Que a iniciativa do Pe. Geovane Saraiva possa sensibilizar a nossa gente ao testemunho transparente e inspirador da figura de Dom Helder Câmara. Ao longo de noventa anos, ele marcou profundamente a Igreja no Brasil. Como testemunho destacado da Boa Nova da Salvação, em coerência com ideal de pobreza, proclamada pelas bem-aventuranças do Sermão da Montanha e vivida em sua radicalidade por São Francisco de Assis, Dom Helder tornou-se um símbolo da Utopia por um mundo fraterno, por um mundo de Irmãos.
Daquele corpo franzino, que se agigantava na pregação da fé e da justiça, daquela voz miúda, que se transmutava em possantes amplificadores na defesa da vida fraterna e da paz, ficaram o exemplo de dignidade pessoal, a lição de que há de ser perseverante na dura batalha pelo ideal em que se acredita e a certeza de que, mesmo na aridez do deserto, há espaço para semear e colher. Especialmente porque ele mesmo se encarregou de nos lembrar que, se "há quem tenha entranhas de posse", também "há quem tenha essência de dádiva".

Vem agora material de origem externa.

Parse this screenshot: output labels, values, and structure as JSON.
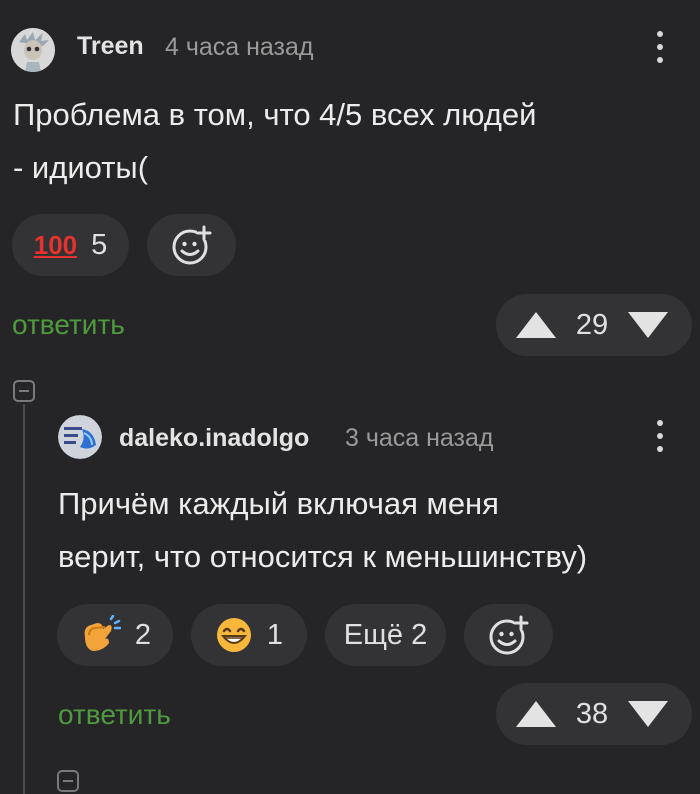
{
  "comment1": {
    "author": "Treen",
    "time": "4 часа назад",
    "text_line1": "Проблема в том, что 4/5 всех людей",
    "text_line2": "- идиоты(",
    "reactions": [
      {
        "icon": "hundred-points-icon",
        "emoji": "💯",
        "count": "5"
      }
    ],
    "add_reaction_icon": "add-reaction-icon",
    "reply_label": "ответить",
    "score": "29"
  },
  "comment2": {
    "author": "daleko.inadolgo",
    "time": "3 часа назад",
    "text_line1": "Причём каждый включая меня",
    "text_line2": "верит, что относится к меньшинству)",
    "reactions": [
      {
        "icon": "clapping-hands-icon",
        "emoji": "👏",
        "count": "2"
      },
      {
        "icon": "smiling-face-icon",
        "emoji": "😆",
        "count": "1"
      }
    ],
    "more_reactions": "Ещё 2",
    "add_reaction_icon": "add-reaction-icon",
    "reply_label": "ответить",
    "score": "38"
  },
  "colors": {
    "background": "#252527",
    "pill": "#333336",
    "reply": "#4f9a3f",
    "muted": "#9a9a9a"
  }
}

Assim foi Dom Helder. Firme na opção de ultrapassar o assistencialismo e de clamar por justiça, não apenas apontou caminhos que levam a um mundo mais justo e humano, mas ensinou a melhor forma de percorrê-los: "É possível caminhar sozinho. Mas o bom viajante sabe que a grande caminhada é a vida e esta supõe companheiros. Feliz de quem se sente em perene caminhada e de quem vê no próximo um eventual e desejável companheiro".
* Lúcio Alcântara é ex-Governador do Ceará, ex-Senador da República, ex-Prefeito de Fortaleza e membro da Academia Cearense de Letras.